Il duca di Feira non si provò a confortarlo, non disse parola; anch’egli era commosso, e due grosse lagrime gli rigavano le guance.
 
- Questa lettera giunse troppo tardi al ricapito; - proseguì egli, dopo alcuni istanti di pausa; - si era smarrita, non so come, e pervenne a Rio Janeiro quando io ero già partito d’America. L’ebbi, in quel modo che v’ho detto, due anni dopo; ma l’avessi pur ricevuta a tempo, io non avrei più veduta vostra madre vivente. Ella aveva con arcana previsione noverato i suoi giorni.
 
- Sì, lo ricordo; - soggiunse Aloise. - Otto giorni innanzi che ella morisse, i medici avevano notato un miglioramento. Fu il miglioramento della morte. Ella se ne giovò per scendere dal letto, e passò due ore a scrivere; indi, poichè la giornata era tiepidissima come di primo autunno, uscì a respirare un po’ d’aria sana in giardino. Io ed Antonio le eravamo a’ fianchi per aiutarla a scender le scale. Ma ella, come fu al pian terreno, si sciolse dolcemente da noi, e volle da sola innoltrarsi all’aperto. - «Non temete, diceva sorridendo, io sono forte oggi, posso correre un tratto da me.... potrei anche volare». Ella aveva veduto in quel punto passar roteando dinanzi a’ suoi occhi una famiglia di rondini, tarde ospiti della Montalda, che ancora non avevano saputo risolversi a mutare di clima. - «Poverine! continuò; voleranno anche esse a dilungo, valicheranno i mari tra poco, in cerca d’un cielo più clemente del nostro». Io stavo silenzioso a guardarla. Era bianca in volto, disfatta, quasi diafana, e in quel punto mi parve davvero che ella avesse a sollevarsi da terra e librarsi a volo, come gli angioli, di cui possedeva la bellezza delicata e soave. Si avvide che la guardavo malinconicamente, e un lieve color di rosa le tinse le guance. - «Qui, Aloise; disse ella; siedi daccanto a me; guarda l’orizzonte, come è bello, fiammante di vivi colori! È lo spettacolo più grato, più attraente che io mi conosca.

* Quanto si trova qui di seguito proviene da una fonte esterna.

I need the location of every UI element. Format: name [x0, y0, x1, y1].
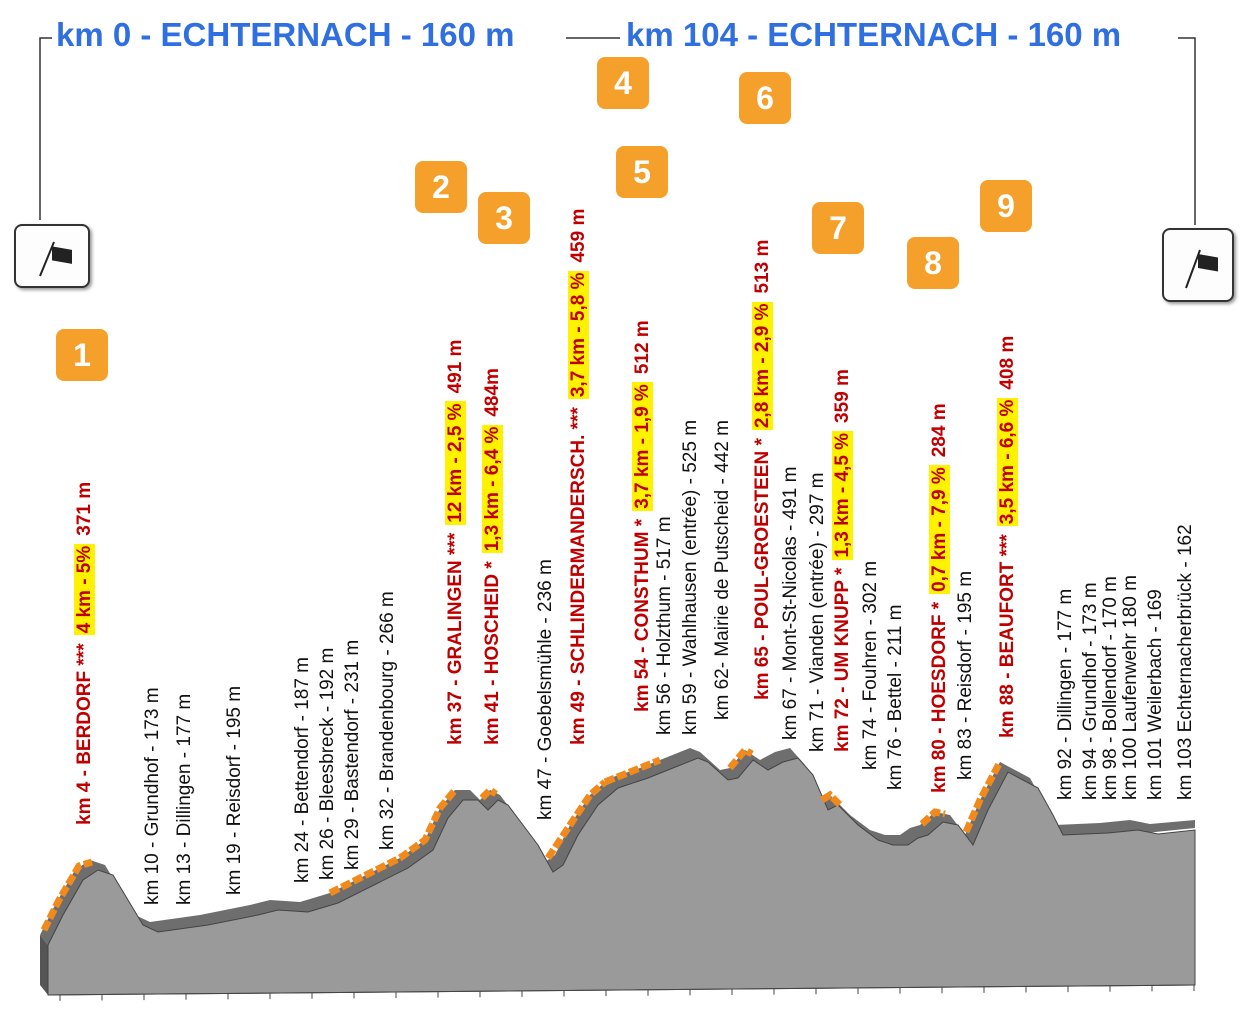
- climb-label: km 49 - SCHLINDERMANDERSCH. *** 3,7 km - …: [566, 209, 592, 745]
- start-title: km 0 - ECHTERNACH - 160 m: [56, 16, 515, 53]
- place-label: km 74 - Fouhren - 302 m: [860, 560, 881, 770]
- place-label: km 103 Echternacherbrück - 162: [1175, 524, 1196, 800]
- climb-detail: 3,7 km - 5,8 %: [568, 270, 589, 400]
- profile-front: [47, 757, 1196, 996]
- climb-badge: 5: [616, 146, 668, 198]
- climb-badge: 2: [415, 161, 467, 213]
- climb-segment: [727, 745, 754, 771]
- place-label: km 92 - Dillingen - 177 m: [1055, 588, 1076, 800]
- start-flag: [14, 224, 90, 288]
- climb-altitude: 408 m: [997, 335, 1018, 390]
- ticks: [59, 985, 1195, 1001]
- climb-name: km 4 - BERDORF ***: [74, 643, 95, 825]
- climb-badge: 9: [980, 180, 1032, 232]
- climb-detail: 3,7 km - 1,9 %: [632, 382, 653, 511]
- frame-line: [1178, 37, 1196, 225]
- profile-side: [40, 935, 48, 995]
- climb-segment: [962, 760, 1004, 834]
- climb-badge: 7: [812, 202, 864, 254]
- finish-flag: [1162, 228, 1234, 302]
- place-label: km 62- Mairie de Putscheid - 442 m: [712, 420, 733, 720]
- climb-label: km 65 - POUL-GROESTEEN * 2,8 km - 2,9 % 51…: [750, 240, 776, 700]
- climb-label: km 4 - BERDORF *** 4 km - 5% 371 m: [72, 482, 98, 825]
- climb-name: km 37 - GRALINGEN ***: [445, 532, 466, 745]
- climb-segment: [820, 790, 843, 808]
- climb-name: km 49 - SCHLINDERMANDERSCH. ***: [568, 407, 589, 745]
- climb-detail: 1,3 km - 6,4 %: [482, 424, 503, 554]
- climb-altitude: 359 m: [832, 369, 853, 423]
- climb-badge: 3: [478, 192, 530, 244]
- climb-altitude: 513 m: [752, 239, 773, 294]
- climb-segment: [40, 858, 94, 932]
- climb-detail: 0,7 km - 7,9 %: [929, 465, 950, 594]
- place-label: km 59 - Wahlhausen (entrée) - 525 m: [680, 419, 701, 735]
- climb-detail: 2,8 km - 2,9 %: [752, 301, 773, 431]
- place-label: km 56 - Holzthum - 517 m: [654, 516, 675, 735]
- climb-label: km 37 - GRALINGEN *** 12 km - 2,5 % 491 m: [443, 340, 469, 745]
- place-label: km 47 - Goebelsmühle - 236 m: [535, 559, 556, 820]
- climb-badge: 1: [56, 329, 108, 381]
- place-label: km 100 Laufenwehr 180 m: [1120, 575, 1141, 800]
- place-label: km 10 - Grundhof - 173 m: [142, 687, 163, 905]
- place-label: km 67 - Mont-St-Nicolas - 491 m: [780, 466, 801, 740]
- place-label: km 26 - Bleesbreck - 192 m: [317, 647, 338, 880]
- place-label: km 76 - Bettel - 211 m: [885, 604, 906, 791]
- climb-name: km 80 - HOESDORF *: [929, 601, 950, 793]
- climb-segment: [603, 756, 662, 786]
- climb-altitude: 512 m: [632, 320, 653, 375]
- climb-segment: [545, 779, 608, 860]
- climb-altitude: 484m: [482, 368, 503, 417]
- place-label: km 83 - Reisdorf - 195 m: [955, 570, 976, 780]
- climb-detail: 12 km - 2,5 %: [445, 401, 466, 525]
- climb-segment: [919, 808, 946, 827]
- climb-name: km 72 - UM KNUPP *: [832, 567, 853, 752]
- place-label: km 19 - Reisdorf - 195 m: [224, 685, 245, 895]
- climb-name: km 41 - HOSCHEID *: [482, 561, 503, 745]
- climb-segment: [328, 787, 458, 897]
- climb-label: km 41 - HOSCHEID * 1,3 km - 6,4 % 484m: [480, 368, 506, 745]
- climb-badge: 4: [597, 57, 649, 109]
- climb-badge: 8: [907, 237, 959, 289]
- climb-altitude: 284 m: [929, 403, 950, 458]
- place-label: km 32 - Brandenbourg - 266 m: [377, 591, 398, 850]
- place-label: km 71 - Vianden (entrée) - 297 m: [807, 472, 828, 752]
- flag-icon: [1185, 249, 1218, 289]
- baseline: [47, 984, 1196, 996]
- climb-altitude: 491 m: [445, 339, 466, 394]
- climb-name: km 54 - CONSTHUM *: [632, 518, 653, 712]
- climb-segments: [40, 745, 1004, 932]
- climb-altitude: 371 m: [74, 481, 95, 536]
- climb-name: km 88 - BEAUFORT ***: [997, 534, 1018, 738]
- place-label: km 13 - Dillingen - 177 m: [174, 693, 195, 905]
- climb-detail: 1,3 km - 4,5 %: [832, 430, 853, 560]
- climb-altitude: 459 m: [568, 208, 589, 263]
- climb-segment: [479, 785, 498, 801]
- climb-detail: 4 km - 5%: [74, 543, 95, 636]
- finish-title: km 104 - ECHTERNACH - 160 m: [626, 16, 1122, 53]
- place-label: km 101 Weilerbach - 169: [1145, 589, 1166, 800]
- climb-label: km 72 - UM KNUPP * 1,3 km - 4,5 % 359 m: [830, 369, 856, 752]
- place-label: km 29 - Bastendorf - 231 m: [342, 639, 363, 870]
- flag-icon: [39, 241, 72, 277]
- climb-badge: 6: [739, 72, 791, 124]
- climb-name: km 65 - POUL-GROESTEEN *: [752, 438, 773, 700]
- place-label: km 24 - Bettendorf - 187 m: [292, 657, 313, 883]
- climb-detail: 3,5 km - 6,6 %: [997, 397, 1018, 527]
- climb-label: km 88 - BEAUFORT *** 3,5 km - 6,6 % 408 m: [995, 336, 1021, 738]
- climb-label: km 80 - HOESDORF * 0,7 km - 7,9 % 284 m: [927, 403, 953, 793]
- frame-line: [39, 37, 52, 220]
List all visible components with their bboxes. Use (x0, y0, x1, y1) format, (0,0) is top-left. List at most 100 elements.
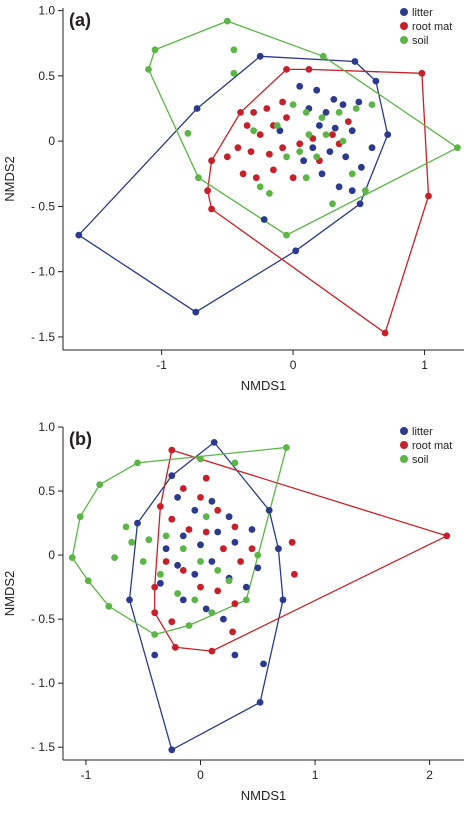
point-root-mat (381, 329, 389, 337)
hull-root-mat (154, 449, 449, 652)
point-root-mat (270, 166, 277, 174)
point-litter (248, 526, 256, 533)
point-litter (256, 699, 264, 706)
point-soil (185, 622, 193, 629)
point-soil (151, 631, 159, 638)
point-soil (319, 52, 327, 60)
point-litter (191, 506, 199, 514)
y-tick-label: 0.5 (38, 69, 55, 83)
point-soil (184, 129, 192, 137)
point-soil (195, 174, 202, 182)
x-tick-label: -1 (156, 358, 167, 372)
point-litter (168, 746, 176, 754)
legend-label: root mat (412, 21, 452, 33)
point-root-mat (237, 109, 244, 116)
point-soil (256, 183, 264, 191)
point-litter (174, 494, 182, 501)
point-root-mat (239, 170, 247, 178)
point-root-mat (214, 506, 222, 514)
panel-label: (b) (69, 429, 92, 449)
point-litter (368, 144, 376, 152)
point-soil (145, 536, 153, 544)
point-litter (197, 541, 204, 549)
point-root-mat (168, 618, 176, 626)
nmds-chart-a: 1.0 0.5 0 - 0.5 - 1.0 - 1.5 -1 0 1 NMDS1 NMDS2 (a) l… (2, 4, 464, 393)
legend-marker-root-mat (400, 22, 408, 30)
point-root-mat (208, 205, 216, 213)
y-tick-label: 1.0 (38, 420, 55, 434)
point-litter (157, 579, 164, 587)
point-root-mat (279, 98, 286, 106)
point-root-mat (296, 140, 304, 148)
point-root-mat (231, 523, 239, 531)
point-soil (283, 231, 290, 239)
y-tick-label: 0 (48, 134, 55, 148)
point-litter (134, 519, 141, 527)
point-litter (318, 170, 326, 178)
point-litter (210, 439, 218, 446)
hull-litter (128, 441, 284, 751)
point-root-mat (425, 192, 432, 200)
point-litter (358, 163, 365, 171)
point-root-mat (305, 66, 313, 73)
point-soil (242, 596, 250, 604)
point-litter (331, 124, 339, 132)
y-axis-title: NMDS2 (2, 156, 17, 202)
legend-label: soil (412, 35, 429, 47)
point-soil (230, 69, 238, 77)
point-soil (348, 170, 356, 178)
point-root-mat (157, 503, 164, 510)
point-root-mat (171, 643, 179, 651)
point-soil (322, 131, 330, 139)
point-soil (302, 174, 310, 182)
x-tick-label: 1 (421, 358, 428, 372)
point-litter (231, 651, 239, 659)
point-litter (279, 596, 287, 604)
x-tick-label: 1 (312, 768, 319, 782)
point-litter (162, 545, 170, 553)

Io l’ho sempre contemplato con piacere ineffabile, anche da bambina, quel velo misterioso, tutto soavi splendori, tutto arcane promesse, che ci nasconde, lasciandole indovinare, le terre lontane, e, dovunque noi siamo, ci mostra esser noi abbracciati dal cielo.»
 
- Oh, come io la ravviso! - gridò Cosimo in un impeto di adorazione che lo trasfigurò agli occhi del giovine. - Come ella si mostra a me nelle vostre parole, qual era fanciulla, quale rimase mai sempre, quale la dipingono alla mia mente le pagine ch’ella mi ha lasciate a testimonianza de’ suoi pensamenti! Voi leggerete il suo diario, Aloise, e vedrete specchiarsi in esso, come sereno di cielo in un terso cristallo, la sua anima pura. In quelle pagine non si parla d’altro che di voi; ogni giorno ella si dava pensiero del suo diletto Aloise, del quale ella voleva fare un uomo superiore a’ suoi simili, utile alla sua patria, degno in tutto del suo nome, e della impresa gentilizia della sua casa. Altius! Non lo ricordate voi il motto, Aloise? Non udrete voi la voce di lei, che vi dice di salire, di salir sempre più in alto, e non prostrarvi a mezzo il cammino? Non darete a me, povero pellegrino, diseredato di tutte le gioie umane, il conforto di avere ottenuto ciò che ella aspettava da me?
 
- Oh padre mio! - proruppe soggiogato Aloise. E s’abbandonò sul petto di lui, che lo strinse amorosamente tra le sue braccia.
 
- Vivrete, non è egli vero? vivrete per lei?
 
- E per voi! - ; gridò! il giovine, con accento di tenerezza sublime.
 
L’alba, che imbiancava allora le vette dei monti vide quei due generosi abbracciati. E li vide ed esultò un’anima innamorata, che per essi dimenticava il suo cielo.